7/10
Seen at CINEFEST 2009... Parental indiscretions break up a marriage in this rare surviving melodrama directed by King Vidor.
7 April 2009
Warning: Spoilers
In VARIETY the original review said... "A 'somewhat different' picture story is Love Never Dies, adapted from Will N. Harben's novel, "The Cottage of Delight." Running 80 minutes the spectator is intrigued through what is apparently the final "clinch" in the first reel, which turns out to be just the beginning of an absorbingly interesting and appealing heart-interest story. Considerable ingenuity has been exercised in putting over the fact that the hero's mother is a woman of ill repute without likelihood of objection on the part of the censors." PLOT: Soon after Tilly Whaley (Madge Bellamy) happily marries her sweetheart John Trott (Lloyd Hughes), her father (Frank Brownlee) learns that his son-in-law's "mother" (Claire McDowell) has a notorious reputation. Feeling disgraced, he forces his daughter to return to his home. Not knowing the reason of his wife's desertion, and thinking she left of her own accord John leaves the small North Carolina town to work in the city. (Spoilers) There is a train wreck en route and despondent John gives his name to be placed on the list of the dead. Now believing that John has perished in a train wreck, a reluctant Tilly is persuaded by her father to marry an old beau Joel Epperson (Joseph Bennett). Years later, after John becomes successful and wealthy he returns home to visit his mother. (This next scene was missing from the print I saw) She confesses that she adopted him after the death of his real mother and it was her love for him that made her keep the fact a secret. He also learns that his wife was forced to marry a man she did not love after her father annulled her marriage and to top it all off, he has a son! When circumstances bring Tilly and John back together our hero learns that she never ceased to love him. Joel Epperson first attempts to kill John. But when he realizes that Tilly loves John, Epperson instead tries to then kill himself by riding over whirling rapids. John goes to his rescue, but husband No. 2 does not survive, and the loving couple is reunited. Since Liz Trott (Claire McDowell) proves not to be John's mother after all, Tilly and John are reunited with everyone's blessings.

King Vidor, a legendary silent film director (The Big Parade, Show People, The Patsy, La Boheme and The Crowd) is in the Guinness World Records as having the longest career as a film director" spanning 67 years - beginning with Hurricane in Galveston in 1913 and ending with the documentary The Metaphor in 1980. In 1985 he failed to raise the funds to make one last film which was to be about the life of James Murray, the ill-fated star of The Crowd.

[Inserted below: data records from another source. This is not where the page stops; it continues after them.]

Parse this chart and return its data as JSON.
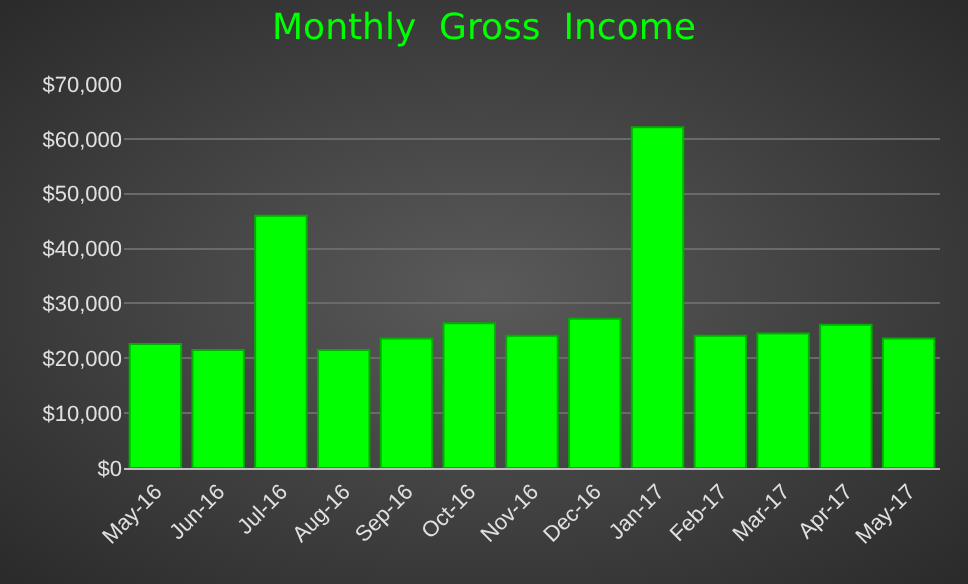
{
  "chart_data": {
    "type": "bar",
    "title": "Monthly  Gross  Income",
    "categories": [
      "May-16",
      "Jun-16",
      "Jul-16",
      "Aug-16",
      "Sep-16",
      "Oct-16",
      "Nov-16",
      "Dec-16",
      "Jan-17",
      "Feb-17",
      "Mar-17",
      "Apr-17",
      "May-17"
    ],
    "values": [
      22600,
      21500,
      46000,
      21500,
      23600,
      26400,
      24100,
      27200,
      62100,
      24100,
      24500,
      26100,
      23600
    ],
    "color": "#00ff00",
    "ylim": [
      0,
      70000
    ],
    "yticks": [
      {
        "value": 0,
        "label": "$0"
      },
      {
        "value": 10000,
        "label": "$10,000"
      },
      {
        "value": 20000,
        "label": "$20,000"
      },
      {
        "value": 30000,
        "label": "$30,000"
      },
      {
        "value": 40000,
        "label": "$40,000"
      },
      {
        "value": 50000,
        "label": "$50,000"
      },
      {
        "value": 60000,
        "label": "$60,000"
      },
      {
        "value": 70000,
        "label": "$70,000"
      }
    ],
    "grid": "y"
  }
}
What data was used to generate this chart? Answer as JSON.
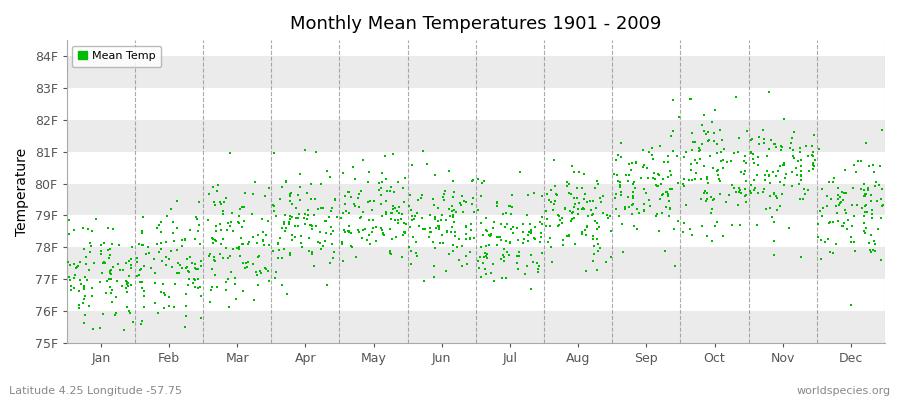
{
  "title": "Monthly Mean Temperatures 1901 - 2009",
  "ylabel": "Temperature",
  "xlabel_labels": [
    "Jan",
    "Feb",
    "Mar",
    "Apr",
    "May",
    "Jun",
    "Jul",
    "Aug",
    "Sep",
    "Oct",
    "Nov",
    "Dec"
  ],
  "ytick_labels": [
    "75F",
    "76F",
    "77F",
    "78F",
    "79F",
    "80F",
    "81F",
    "82F",
    "83F",
    "84F"
  ],
  "ylim_min": 75.0,
  "ylim_max": 84.5,
  "background_color": "#ffffff",
  "plot_bg_color": "#ffffff",
  "band_color": "#ebebeb",
  "dot_color": "#00bb00",
  "dot_size": 2.5,
  "legend_label": "Mean Temp",
  "subtitle": "Latitude 4.25 Longitude -57.75",
  "credit": "worldspecies.org",
  "n_years": 109,
  "seed": 42,
  "monthly_means_F": [
    77.2,
    77.3,
    78.2,
    78.8,
    78.9,
    78.7,
    78.3,
    79.0,
    79.9,
    80.3,
    80.4,
    79.3
  ],
  "monthly_stds_F": [
    0.9,
    0.9,
    0.9,
    0.85,
    0.8,
    0.78,
    0.8,
    0.75,
    0.85,
    0.88,
    0.9,
    0.9
  ]
}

Vidor's sound films include Hallelujah (1929), The Champ (1931), Street Scene, Stella Dallas (1937), The Citadel (1938), and The Fountainhead (1949). Lloyd Hughes was a frequent co-star of Mary Astor (8 films together) and Colleen Moore (5 titles including Ella Cinders) and was known as "typical American boy" type leading man. Madge Bellamy's biggest hits were Lorna Doone (1922), The Iron Horse (1924) and White Zombie (1932) and her private life including shooting her millionaire lover, A. Standford Murphy, (he lived) and managing a junkyard before dying in 1990. Claire McDowell was best known for playing the mother of John Gilbert in The Big Parade, Ramon Novarro's mother in Ben-Hur (1925) and the mother that faints on the bus in It Happened One Night (1934)!